Time for sentiments, political affiliations, tribalism etc has to stop. If it quake like a Duck...Walks like a Duck...and even sits like a Duck...IT PROBABLY IS A DUCK!!!

What does El-Rufai want?

What is venerable about Patience Jonathan? You were part of the OBJ's economic team that set us back several years?

Methinks this short man devil with heavy Napoleon mentality needs to be locked up.

What,s new?.

I read the well researched and written article and asked what,s new and unknown about the problems and solutions to Nigeria's problems?.Until we as a people regardless of our many differences ask for ourselves the dignity and leadership we deserve and outrage and rebellion if we are shortchanged we will be in worse situation 10yrs from now.Nigerians must show courage in registering their displeasure about their situation and demand without fear for better governance at whatever consequence.Sad thing is people in power know what to do but greed has overtaken their sense of duty and service

Very good analysis, it would

Very good analysis, it would be nice if funds can be put together to make it into a documentary. Well done,

Is ElRufai now among the prophets?

Is ElRufai now among the prophets? Look at who is talking, a man who has enjoyed the the pecks of office and the best therein. Nigeria is replete with opportunists and this man is certainly one of them. Is ElRufai clean? Let him tell us the tale of his NYSC girl friend he wasted tens of millions of our national resources and tax payers money on. What of the choice properties he shamelessly allocated to himself and family in the FCT. Certainly the wrong man to talk about corruption in high places and the ills of governance. If you ask me, he remains one of them, only that he has suddenly found himself schemed out in the political calculation. Simple.

El-Rufai Again...

This man is utterly self-serving and desperate to keep himself in the public eye. He has NO moral high ground to pontificate on any thing. He is part of the cabal that brought this country to its knees through dirty lucre.

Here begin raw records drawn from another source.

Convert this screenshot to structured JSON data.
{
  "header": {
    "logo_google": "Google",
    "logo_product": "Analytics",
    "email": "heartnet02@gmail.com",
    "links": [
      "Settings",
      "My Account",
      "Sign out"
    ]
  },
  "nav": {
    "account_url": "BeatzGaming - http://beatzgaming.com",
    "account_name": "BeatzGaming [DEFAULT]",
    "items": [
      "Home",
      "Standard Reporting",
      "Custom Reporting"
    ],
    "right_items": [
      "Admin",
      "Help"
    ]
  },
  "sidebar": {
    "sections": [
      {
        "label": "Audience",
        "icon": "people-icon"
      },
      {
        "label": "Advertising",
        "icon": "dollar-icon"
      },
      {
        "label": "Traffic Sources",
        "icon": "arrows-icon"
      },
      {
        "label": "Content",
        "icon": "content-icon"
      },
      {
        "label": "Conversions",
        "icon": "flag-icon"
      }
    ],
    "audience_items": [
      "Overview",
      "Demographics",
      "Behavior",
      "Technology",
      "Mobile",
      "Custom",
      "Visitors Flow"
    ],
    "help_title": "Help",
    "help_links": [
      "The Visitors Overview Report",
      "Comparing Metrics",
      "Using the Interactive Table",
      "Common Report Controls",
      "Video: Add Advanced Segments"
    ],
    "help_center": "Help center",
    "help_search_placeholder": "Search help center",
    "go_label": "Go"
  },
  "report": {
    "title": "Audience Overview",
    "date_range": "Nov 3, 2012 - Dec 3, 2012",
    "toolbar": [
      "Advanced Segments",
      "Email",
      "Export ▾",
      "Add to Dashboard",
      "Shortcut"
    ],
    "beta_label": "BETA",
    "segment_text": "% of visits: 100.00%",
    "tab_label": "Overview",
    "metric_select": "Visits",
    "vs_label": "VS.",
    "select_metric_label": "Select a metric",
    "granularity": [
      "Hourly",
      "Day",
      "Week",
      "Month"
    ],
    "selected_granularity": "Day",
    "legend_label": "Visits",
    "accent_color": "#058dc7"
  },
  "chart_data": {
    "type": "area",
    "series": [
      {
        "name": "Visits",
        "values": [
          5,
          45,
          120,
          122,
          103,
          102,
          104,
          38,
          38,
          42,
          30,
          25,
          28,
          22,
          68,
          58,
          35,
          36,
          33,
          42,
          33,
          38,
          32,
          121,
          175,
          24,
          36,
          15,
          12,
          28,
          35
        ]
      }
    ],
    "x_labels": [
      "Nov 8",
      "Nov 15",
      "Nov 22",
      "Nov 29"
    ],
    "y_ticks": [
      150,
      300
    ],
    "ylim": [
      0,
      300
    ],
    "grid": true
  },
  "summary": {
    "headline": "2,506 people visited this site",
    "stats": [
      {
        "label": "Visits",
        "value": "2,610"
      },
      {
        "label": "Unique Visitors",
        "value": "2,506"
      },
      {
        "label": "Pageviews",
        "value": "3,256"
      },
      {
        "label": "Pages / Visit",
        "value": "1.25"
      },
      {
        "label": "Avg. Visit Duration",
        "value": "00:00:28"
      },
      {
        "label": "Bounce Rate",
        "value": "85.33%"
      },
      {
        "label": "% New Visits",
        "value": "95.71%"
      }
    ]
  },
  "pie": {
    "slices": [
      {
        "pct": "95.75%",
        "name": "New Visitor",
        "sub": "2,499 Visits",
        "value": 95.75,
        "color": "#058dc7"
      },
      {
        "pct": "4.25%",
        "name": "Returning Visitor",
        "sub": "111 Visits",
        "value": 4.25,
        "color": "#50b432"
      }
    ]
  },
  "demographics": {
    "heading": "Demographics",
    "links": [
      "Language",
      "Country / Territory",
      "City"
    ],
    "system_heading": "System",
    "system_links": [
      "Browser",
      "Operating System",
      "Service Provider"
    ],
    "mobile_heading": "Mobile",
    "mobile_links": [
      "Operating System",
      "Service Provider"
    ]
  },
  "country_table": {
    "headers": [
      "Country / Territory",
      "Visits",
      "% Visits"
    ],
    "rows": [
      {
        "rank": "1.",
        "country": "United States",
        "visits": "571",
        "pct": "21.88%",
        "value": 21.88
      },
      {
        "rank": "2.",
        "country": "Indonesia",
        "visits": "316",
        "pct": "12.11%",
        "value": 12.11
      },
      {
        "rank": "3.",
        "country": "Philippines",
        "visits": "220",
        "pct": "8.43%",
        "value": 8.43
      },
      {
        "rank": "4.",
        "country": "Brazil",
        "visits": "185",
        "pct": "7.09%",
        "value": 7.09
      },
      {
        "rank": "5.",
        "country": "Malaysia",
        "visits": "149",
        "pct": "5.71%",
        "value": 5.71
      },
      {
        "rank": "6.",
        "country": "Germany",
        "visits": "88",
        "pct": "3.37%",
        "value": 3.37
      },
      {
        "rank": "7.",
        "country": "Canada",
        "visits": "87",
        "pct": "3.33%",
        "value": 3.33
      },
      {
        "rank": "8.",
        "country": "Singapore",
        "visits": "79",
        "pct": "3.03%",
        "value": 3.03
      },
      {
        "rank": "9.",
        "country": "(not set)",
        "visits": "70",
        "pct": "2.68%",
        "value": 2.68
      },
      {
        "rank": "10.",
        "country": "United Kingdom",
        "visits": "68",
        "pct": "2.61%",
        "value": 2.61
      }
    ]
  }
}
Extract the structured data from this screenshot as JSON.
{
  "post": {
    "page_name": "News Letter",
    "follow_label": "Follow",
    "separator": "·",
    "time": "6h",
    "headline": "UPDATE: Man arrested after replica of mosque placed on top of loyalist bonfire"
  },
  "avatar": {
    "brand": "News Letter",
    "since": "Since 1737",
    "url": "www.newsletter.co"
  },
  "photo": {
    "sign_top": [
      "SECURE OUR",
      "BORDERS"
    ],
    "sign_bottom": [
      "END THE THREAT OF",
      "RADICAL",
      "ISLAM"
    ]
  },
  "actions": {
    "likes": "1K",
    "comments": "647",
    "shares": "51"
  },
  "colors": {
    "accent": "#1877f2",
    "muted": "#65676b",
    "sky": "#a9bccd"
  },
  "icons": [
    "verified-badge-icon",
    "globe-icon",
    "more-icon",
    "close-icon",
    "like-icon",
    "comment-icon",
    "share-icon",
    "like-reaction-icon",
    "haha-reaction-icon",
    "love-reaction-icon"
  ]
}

I continue to wonder why SaharaReporters grants their platform to this midget to continue to insult our collective intelligence. He should know that very soon the wind will blow and the rump of the foul will be open for all to see. Fool.

Rich Nation Poor people Nigeria

With this fact you point out There is a say A problem Identify is half way solved I believed there is a way out to Nigeria problem if our Leader will be honest to the country and Love our brothers as we loved May Allah keep blessing Nigeria and Give us leader with direction and focusL

Nigeria: Rich country, Poor people



i doff ma hat for mr. elrufai

this is el rufai at his classic and quintessential best, thumbs up for the surgical analysis of our poverty indices, its such a loely piece sir, keep it up sir, if only baba 'go slow' GEJ will hear u.

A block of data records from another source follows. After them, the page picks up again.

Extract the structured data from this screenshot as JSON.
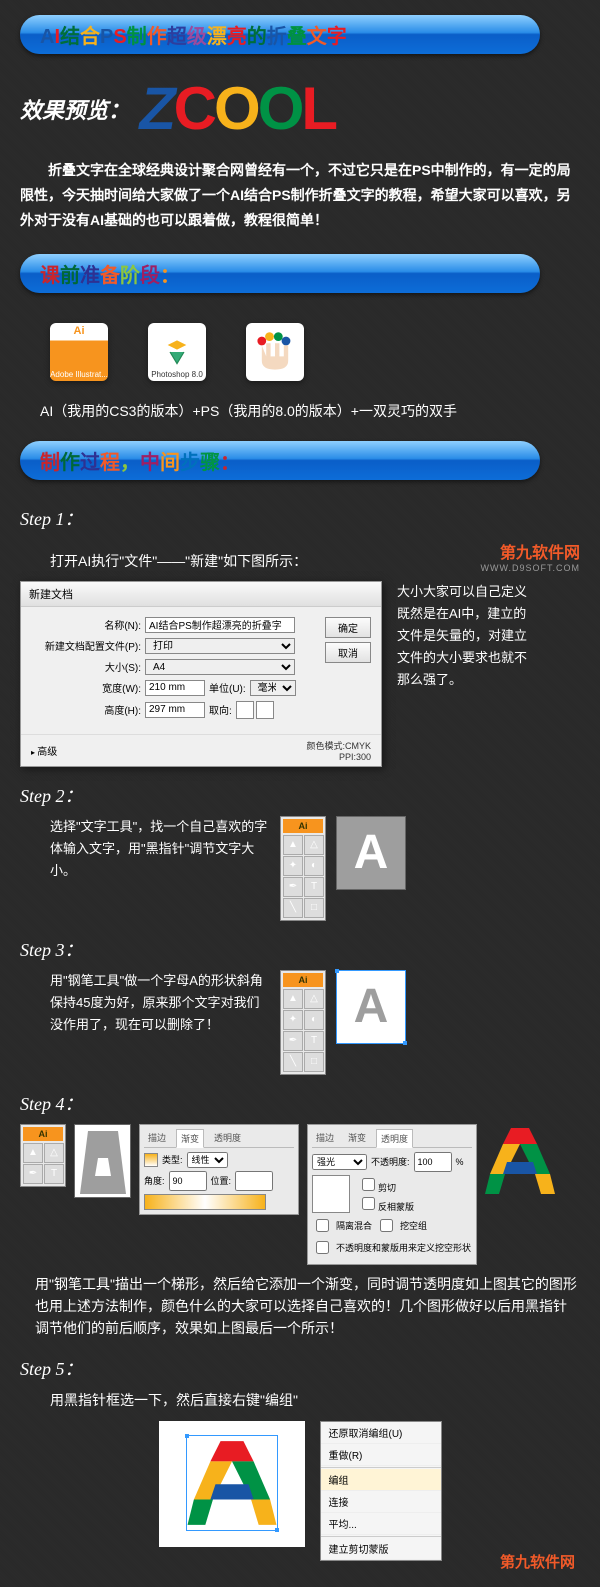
{
  "header": {
    "title_chars": [
      "A",
      "I",
      "结",
      "合",
      "P",
      "S",
      "制",
      "作",
      "超",
      "级",
      "漂",
      "亮",
      "的",
      "折",
      "叠",
      "文",
      "字"
    ]
  },
  "preview": {
    "label": "效果预览：",
    "logo": [
      "Z",
      "C",
      "O",
      "O",
      "L"
    ]
  },
  "intro": "折叠文字在全球经典设计聚合网曾经有一个，不过它只是在PS中制作的，有一定的局限性，今天抽时间给大家做了一个AI结合PS制作折叠文字的教程，希望大家可以喜欢，另外对于没有AI基础的也可以跟着做，教程很简单！",
  "section_prep": {
    "title_chars": [
      "课",
      "前",
      "准",
      "备",
      "阶",
      "段",
      "："
    ]
  },
  "icons": {
    "ai_label": "Adobe Illustrat...",
    "ps_label": "Photoshop 8.0",
    "caption": "AI（我用的CS3的版本）+PS（我用的8.0的版本）+一双灵巧的双手"
  },
  "section_process": {
    "title_chars": [
      "制",
      "作",
      "过",
      "程",
      "，",
      "中",
      "间",
      "步",
      "骤",
      "："
    ]
  },
  "watermark": {
    "main": "第九软件网",
    "sub": "WWW.D9SOFT.COM"
  },
  "steps": {
    "s1": {
      "label": "Step 1：",
      "text": "打开AI执行\"文件\"——\"新建\"如下图所示：",
      "side": "大小大家可以自己定义既然是在AI中，建立的文件是矢量的，对建立文件的大小要求也就不那么强了。"
    },
    "s2": {
      "label": "Step 2：",
      "text": "选择\"文字工具\"，找一个自己喜欢的字体输入文字，用\"黑指针\"调节文字大小。"
    },
    "s3": {
      "label": "Step 3：",
      "text": "用\"钢笔工具\"做一个字母A的形状斜角保持45度为好，原来那个文字对我们没作用了，现在可以删除了！"
    },
    "s4": {
      "label": "Step 4：",
      "text": "用\"钢笔工具\"描出一个梯形，然后给它添加一个渐变，同时调节透明度如上图其它的图形也用上述方法制作，颜色什么的大家可以选择自己喜欢的！几个图形做好以后用黑指针调节他们的前后顺序，效果如上图最后一个所示！"
    },
    "s5": {
      "label": "Step 5：",
      "text": "用黑指针框选一下，然后直接右键\"编组\""
    }
  },
  "dialog": {
    "title": "新建文档",
    "name_label": "名称(N):",
    "name_value": "AI结合PS制作超漂亮的折叠字",
    "profile_label": "新建文档配置文件(P):",
    "profile_value": "打印",
    "size_label": "大小(S):",
    "size_value": "A4",
    "width_label": "宽度(W):",
    "width_value": "210 mm",
    "unit_label": "单位(U):",
    "unit_value": "毫米",
    "height_label": "高度(H):",
    "height_value": "297 mm",
    "orient_label": "取向:",
    "advanced": "高级",
    "ok": "确定",
    "cancel": "取消",
    "color_mode": "颜色模式:CMYK",
    "ppi": "PPI:300"
  },
  "gradient_panel": {
    "tabs": [
      "描边",
      "渐变",
      "透明度"
    ],
    "type_label": "类型:",
    "type_value": "线性",
    "angle_label": "角度:",
    "angle_value": "90",
    "loc_label": "位置:"
  },
  "opacity_panel": {
    "tabs": [
      "描边",
      "渐变",
      "透明度"
    ],
    "mode": "强光",
    "opacity_label": "不透明度:",
    "opacity_value": "100",
    "pct": "%",
    "clip": "剪切",
    "invert": "反相蒙版",
    "isolate": "隔离混合",
    "knockout": "挖空组",
    "shape_note": "不透明度和蒙版用来定义挖空形状"
  },
  "context_menu": {
    "items": [
      "还原取消编组(U)",
      "重做(R)",
      "编组",
      "连接",
      "平均...",
      "建立剪切蒙版"
    ]
  },
  "tool_header": "Ai"
}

wow! bravo to Elrufai. this

wow! bravo to Elrufai. this is a very well researched article. the article is well written and seeks to understand our problems.

as an entrepreneur i can say that it is very difficult to do business in Nigeria. When i started out my projection was based on Nigeria's GDP per capital. i did not realize that the wealth is concentrated in a very few hands. That's why goods in Nigeria sells at twice or thrice the rate in other countries. because the sales volume is so low that the only way to break even is by selling at a very high margin. fact is most Nigerians can afford luxury. and the few who can afford it do not care about the cost.